Существует ли в России народное единство?
М. И. Скотти. Минин и Пожарский, 1850 |
Чтобы не получить в лоб сразу же, скажу: я тоже живу в России, мне так же непросто в социально-экономическом плане, иногда в сердцах я ругаю «это государство» и периодически мечтаю не видеть своих сограждан — хотя бы во время поездки в метро в час пик. И знаю, как трудно любить страну, которую критикуют так часто, что есть соблазн согласиться и проклясть. Не буду говорить слова о матери и родине — все и так понятно, даже до того, что слова эти стали уже общим местом, лишенным глубины.
Если говорить о народном единстве, нужно сначала определиться с пониманием этого словосочетания. Пафосное и немного тяжеловесное, оно придавливает своим значением, рождая в голове одну ассоциацию — народ, объятый единым порывом, праведным гневом, с оружием в руках обороняется от какого-то страшного врага. У всего народа на лицах серьезное выражение, и почти все в этом народе похожи на Минина и Пожарского с картины Михаила Ивановича Скотти. Да, а еще обязательны флаги и хоругви. В общем, какая-то государственная или сакральная символика, выдающая причастность народного единства к чему-то не простому, высшему. На самом же деле, такая картина пришла из коллективного бессознательного, из периода обучения в школе, из советского прошлого. И это нормально. Вряд ли кому-то легко представлять себе в качестве единого целого чересчур ухоженных мужчин из рекламы часов или автомобилей, неработающих и много пьющих пролетариев из моногородов, молчаливых крестьян, давно не пахавших землю, да и мало ли кого еще — тех же гастарбайтеров в их вечных оранжевых спецовках, например. А ведь и они народ, как ни крути.

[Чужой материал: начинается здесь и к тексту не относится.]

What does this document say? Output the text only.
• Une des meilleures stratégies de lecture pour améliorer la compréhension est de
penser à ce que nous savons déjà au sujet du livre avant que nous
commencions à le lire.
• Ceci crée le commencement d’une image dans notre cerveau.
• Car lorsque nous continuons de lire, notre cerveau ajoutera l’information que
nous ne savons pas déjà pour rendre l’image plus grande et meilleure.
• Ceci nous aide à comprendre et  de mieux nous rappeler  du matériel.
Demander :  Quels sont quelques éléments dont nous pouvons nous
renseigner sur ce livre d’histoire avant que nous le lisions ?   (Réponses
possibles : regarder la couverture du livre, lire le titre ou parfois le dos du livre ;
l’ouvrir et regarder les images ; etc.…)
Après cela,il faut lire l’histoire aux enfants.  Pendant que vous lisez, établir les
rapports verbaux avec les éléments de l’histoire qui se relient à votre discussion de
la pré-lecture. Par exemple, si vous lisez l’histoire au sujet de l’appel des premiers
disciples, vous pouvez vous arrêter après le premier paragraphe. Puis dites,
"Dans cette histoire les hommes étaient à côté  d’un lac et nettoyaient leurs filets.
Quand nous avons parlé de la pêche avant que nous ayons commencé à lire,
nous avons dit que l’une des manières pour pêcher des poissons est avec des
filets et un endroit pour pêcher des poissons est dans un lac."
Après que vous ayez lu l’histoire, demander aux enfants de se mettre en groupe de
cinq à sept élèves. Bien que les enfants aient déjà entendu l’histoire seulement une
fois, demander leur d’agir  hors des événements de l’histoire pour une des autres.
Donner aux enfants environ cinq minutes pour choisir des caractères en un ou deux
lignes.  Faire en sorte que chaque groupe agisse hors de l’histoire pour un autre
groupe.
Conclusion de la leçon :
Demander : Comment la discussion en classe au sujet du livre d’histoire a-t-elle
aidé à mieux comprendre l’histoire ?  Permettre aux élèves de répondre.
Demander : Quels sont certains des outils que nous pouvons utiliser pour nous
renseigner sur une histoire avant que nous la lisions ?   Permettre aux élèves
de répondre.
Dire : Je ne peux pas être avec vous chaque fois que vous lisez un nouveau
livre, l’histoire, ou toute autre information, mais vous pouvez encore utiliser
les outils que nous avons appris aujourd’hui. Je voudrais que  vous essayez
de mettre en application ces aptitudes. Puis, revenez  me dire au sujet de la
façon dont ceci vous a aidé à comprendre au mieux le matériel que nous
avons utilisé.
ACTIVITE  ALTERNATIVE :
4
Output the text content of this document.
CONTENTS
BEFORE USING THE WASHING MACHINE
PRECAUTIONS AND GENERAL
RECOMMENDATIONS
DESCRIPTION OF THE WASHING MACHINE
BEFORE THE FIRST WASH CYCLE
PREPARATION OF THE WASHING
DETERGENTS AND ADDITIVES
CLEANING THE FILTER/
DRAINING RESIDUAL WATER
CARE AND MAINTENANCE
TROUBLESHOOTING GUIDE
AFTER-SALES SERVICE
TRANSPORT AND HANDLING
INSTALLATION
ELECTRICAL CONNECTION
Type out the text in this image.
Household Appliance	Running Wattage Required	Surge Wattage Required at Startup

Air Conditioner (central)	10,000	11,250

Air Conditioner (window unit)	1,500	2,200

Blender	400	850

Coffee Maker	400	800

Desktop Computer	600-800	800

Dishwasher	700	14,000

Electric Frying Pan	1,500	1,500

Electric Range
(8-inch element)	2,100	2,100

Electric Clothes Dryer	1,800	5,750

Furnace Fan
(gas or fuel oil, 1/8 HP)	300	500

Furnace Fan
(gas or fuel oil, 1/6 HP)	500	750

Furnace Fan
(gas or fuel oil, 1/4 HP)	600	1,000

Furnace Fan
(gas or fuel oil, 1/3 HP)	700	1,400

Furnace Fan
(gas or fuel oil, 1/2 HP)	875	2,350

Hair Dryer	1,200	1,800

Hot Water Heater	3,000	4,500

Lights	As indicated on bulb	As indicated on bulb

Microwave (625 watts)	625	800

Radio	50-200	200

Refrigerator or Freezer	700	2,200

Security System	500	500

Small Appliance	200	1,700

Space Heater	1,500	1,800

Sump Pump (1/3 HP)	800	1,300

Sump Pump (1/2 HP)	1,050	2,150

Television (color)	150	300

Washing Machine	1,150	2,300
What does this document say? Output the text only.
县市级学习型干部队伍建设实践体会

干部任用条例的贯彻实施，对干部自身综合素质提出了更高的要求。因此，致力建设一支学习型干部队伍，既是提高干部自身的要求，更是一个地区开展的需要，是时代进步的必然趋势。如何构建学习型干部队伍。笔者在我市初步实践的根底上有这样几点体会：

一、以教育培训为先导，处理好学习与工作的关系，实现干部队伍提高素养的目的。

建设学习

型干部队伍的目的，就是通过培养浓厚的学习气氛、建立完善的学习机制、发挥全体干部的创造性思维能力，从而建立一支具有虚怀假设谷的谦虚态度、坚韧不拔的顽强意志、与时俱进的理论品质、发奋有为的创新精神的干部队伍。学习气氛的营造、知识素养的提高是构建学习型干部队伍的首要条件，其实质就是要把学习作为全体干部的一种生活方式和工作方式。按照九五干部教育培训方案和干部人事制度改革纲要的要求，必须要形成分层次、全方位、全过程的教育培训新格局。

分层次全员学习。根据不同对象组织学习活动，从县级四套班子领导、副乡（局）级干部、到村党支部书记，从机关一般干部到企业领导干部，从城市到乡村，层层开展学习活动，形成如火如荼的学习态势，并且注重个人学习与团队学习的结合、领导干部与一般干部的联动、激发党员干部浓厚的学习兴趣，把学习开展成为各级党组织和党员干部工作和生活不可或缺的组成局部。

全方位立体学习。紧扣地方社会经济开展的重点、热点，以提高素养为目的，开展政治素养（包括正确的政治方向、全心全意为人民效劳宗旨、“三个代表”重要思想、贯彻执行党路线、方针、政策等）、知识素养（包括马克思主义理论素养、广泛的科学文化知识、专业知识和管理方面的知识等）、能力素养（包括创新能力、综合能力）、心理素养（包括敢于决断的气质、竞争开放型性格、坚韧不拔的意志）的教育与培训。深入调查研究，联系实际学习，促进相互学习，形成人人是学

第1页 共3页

Всех нас, современных, трудно представить под едиными знаменами, потому что единство — это как война. Оно не может проявляться всегда — именно в архетипическом своем виде не может. Это было бы странно. Единство становится видным при возникновении общего врага, которого нужно победить любой ценой. И на такое единство наш народ (сколько не было бы у него проблем и внутренних противоречий) способен. Может быть, не все встанут под знамена, но ведь, думаю, и во времена Минина и Пожарского не все с вилами гнали иноплеменников из Кремля. Кто-то трусливо прятался по теремам, кто-то предательски бежал вместе с врагами, кто-то философски смотрел на все это со стороны.
Вспомним жаркое лето 2010 года, когда в России горело все, даже реки. Огонь был врагом. И на оборону от него встали все: от мала до велика. И мужики с лопатами, и рафинированные девы с маникюром. И те, у которых горело, и те, до которых еще не догорело, но к тому шло. Погорельцы селились у своих соседей в уцелевших селах и деревнях, несмотря на то, что в обычных обстоятельствах это, наверное, казалось бы фантастическим проявлением человеколюбия. Хотя в обстоятельствах единства, то есть войны, подобное — норма.
Получается, что для спасения необходима война. Не зря умные и грустные люди говорят об этом — иногда тихо, иногда громко. Потрясение, которое вытряхивает из человека то лучшее, что в нем есть. И он становится един с теми, кто понимает его чересчур хорошо — из-за подобной же встряски. Но — внимание, парадокс! — умные и радостные люди говорят о том, что как только заходит речь о необходимости войны, все — и власть, и народ — ЕДИНЫ в том, что не надо ее…
И еще несколько слов — о празднике, который в России стал государственным вновь — о Дне народного единства, о 4 ноября. В этот день вспоминается изгнание поляков из Москвы в 1612 году, окончание Смутного времени. Пожарский и Минин, Казанская икона Божией Матери. Единство, которое было бы невозможным без веры людей в Бога или хотя бы во что-то доброе и незыблемое. Пусть будет — в идеалы.
Часто можно слышать горькие или ернические высказывания о Дне народного единства. С 2005 года, с того момента, как этот праздник был учрежден, не утихают споры вокруг него. В основном все размышляют о том, нужен ли он и каким образом сможет объединить народ. Мне кажется, для начала самым простым: 4-е ноября — еще один повод серьезно подумать о существовании или несуществовании национального единства. Всем вместе. Что само по себе — объединяет. Как неравнодушие, как общая беда. Или общая радость.
Вместо постскриптума. А еще я сознательно не говорю о национализме и его проявлениях в День народного единства и не только в этот день. Потому что национализм к единству не имеет никакого отношения, так же, как любое проявление расизма — к национальной идее. Нация, состоящая из многообразных национальностей, способна объединятся во времена войн и катаклизмов. Потому что когда тебе больно, неважен цвет кожи и разрез глаз того, кто тебе поможет.